Secondly, it is easy to put up.  The most difficult thing is getting a sturdy enough support for your central pole.  I used, for the first time this outing, a 90-degree angle iron hammered into the ground (with wood, to avoid mushrooming the metal), which went into the ground very easily, and gave more than adequate support for stong winds.  I plan to weld small side steps so that I can simply stand on it to drive it into the ground, rather than hammer it.

Very simple, cheap 10m pole support.  90 -degree steel, with a sharp spike cut into the bottom.

 

Thirdly, the antenna will tolerate high winds easily when the wind is perpendicular to the wire beaming direction.  When it is along the wire direction, the central support will bend a lot, and stress the upwind wire.  This is not a problem, so long as you use something like kevlar-cored wire, which can take the load easily.

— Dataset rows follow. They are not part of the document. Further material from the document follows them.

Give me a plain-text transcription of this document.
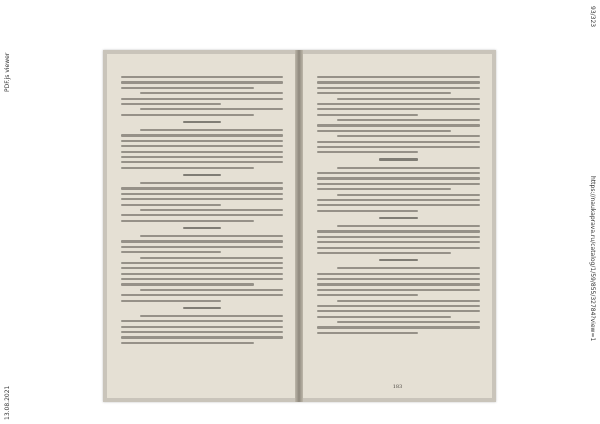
PDF.js viewer
13.08.2021
93/323
https://naukaprava.ru/catalog/1/59/855/32784?view=1
183
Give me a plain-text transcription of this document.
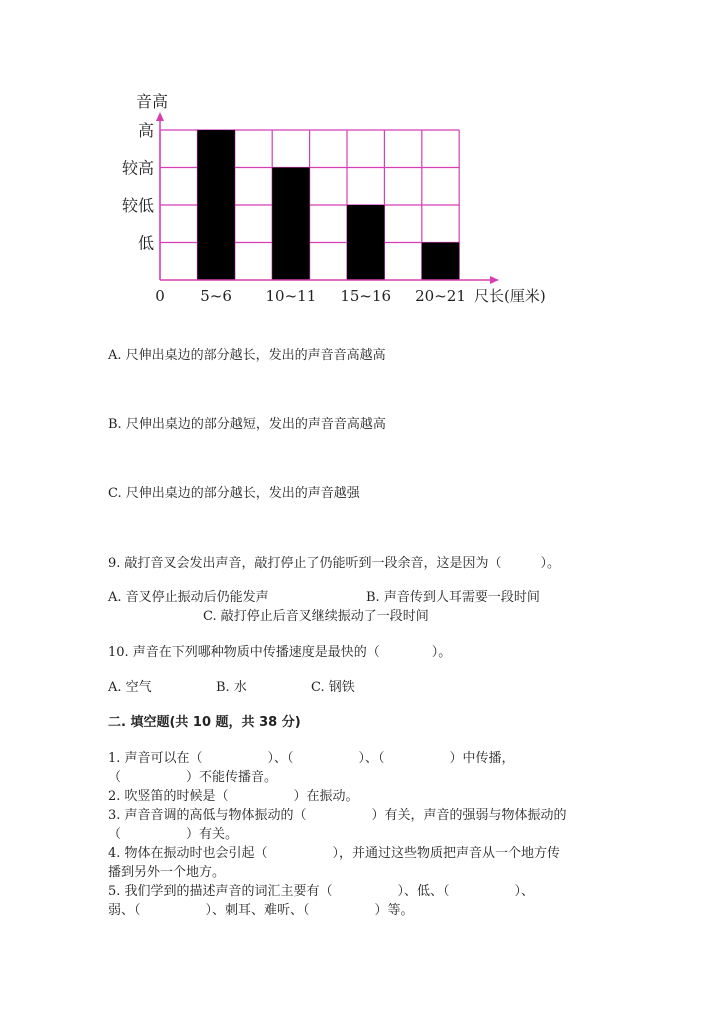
音高
低
较低
较高
高
0 5~6 10~11 15~16 20~21 尺长(厘米)
A. 尺伸出桌边的部分越长，发出的声音音高越高
B. 尺伸出桌边的部分越短，发出的声音音高越高
C. 尺伸出桌边的部分越长，发出的声音越强
9. 敲打音叉会发出声音，敲打停止了仍能听到一段余音，这是因为（　　　）。
A. 音叉停止振动后仍能发声	B. 声音传到人耳需要一段时间
C. 敲打停止后音叉继续振动了一段时间
10. 声音在下列哪种物质中传播速度是最快的（　　　　）。
A. 空气	B. 水	C. 钢铁
二. 填空题(共 10 题，共 38 分)
1. 声音可以在（　　　　　）、（　　　　　）、（　　　　　）中传播，
（　　　　　）不能传播音。
2. 吹竖笛的时候是（　　　　　）在振动。
3. 声音音调的高低与物体振动的（　　　　　）有关，声音的强弱与物体振动的
（　　　　　）有关。
4. 物体在振动时也会引起（　　　　　），并通过这些物质把声音从一个地方传
播到另外一个地方。
5. 我们学到的描述声音的词汇主要有（　　　　　）、低、（　　　　　）、
弱、（　　　　　）、刺耳、难听、（　　　　　）等。
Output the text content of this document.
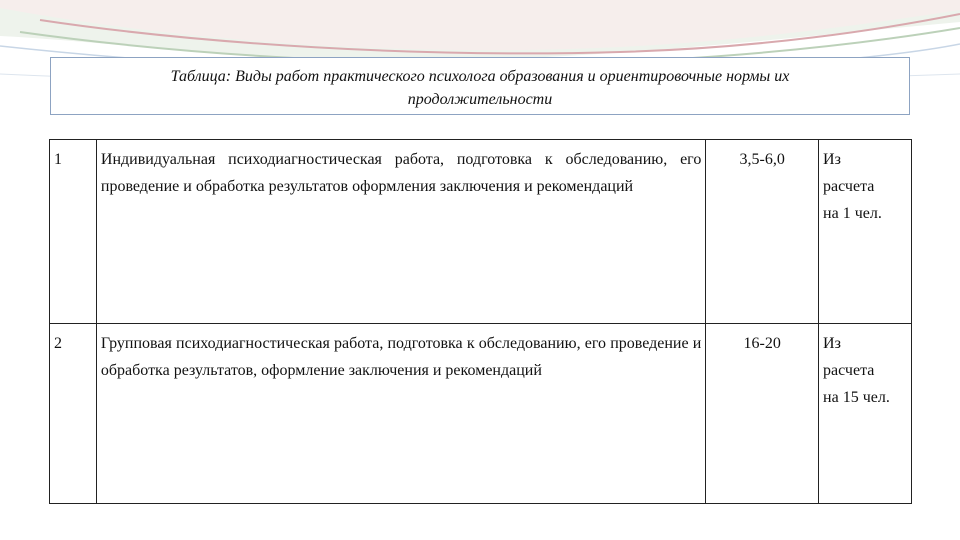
Таблица: Виды работ практического психолога образования и ориентировочные нормы их
продолжительности
1	Индивидуальная психодиагностическая работа, подготовка к обследованию, его проведение и обработка результатов оформления заключения и рекомендаций	3,5-6,0	Из
расчета
на 1 чел.

2	Групповая психодиагностическая работа, подготовка к обследованию, его проведение и обработка результатов, оформление заключения и рекомендаций	16-20	Из
расчета
на 15 чел.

Finally, the first, admittedly not very complete testing shows that, especially from 17m up, this is likely to be a very good, directional antenna, especially when used near watery situations.

The next step is to make a version with its focus on the 14MHz band.  That will make comparisons with past data, and new data yet to be gathered, much simpler.  Wire is already on order!

Again, it was very nice to be approached by a number of people, interested to know what I was doing.  I even seem to have informed them in a way they liked!  Meanwhile, the UK's newest polar research vessel 'Boaty McBoatface' (actually the Sir David Attenborough), was undergoing its first sea trials just offshore from my antenna!

The RRS Sir David Attenborough, named in a popular vote as 'Boaty McBoatface', leaving Liverpool some days ago for the Irish Sea trials.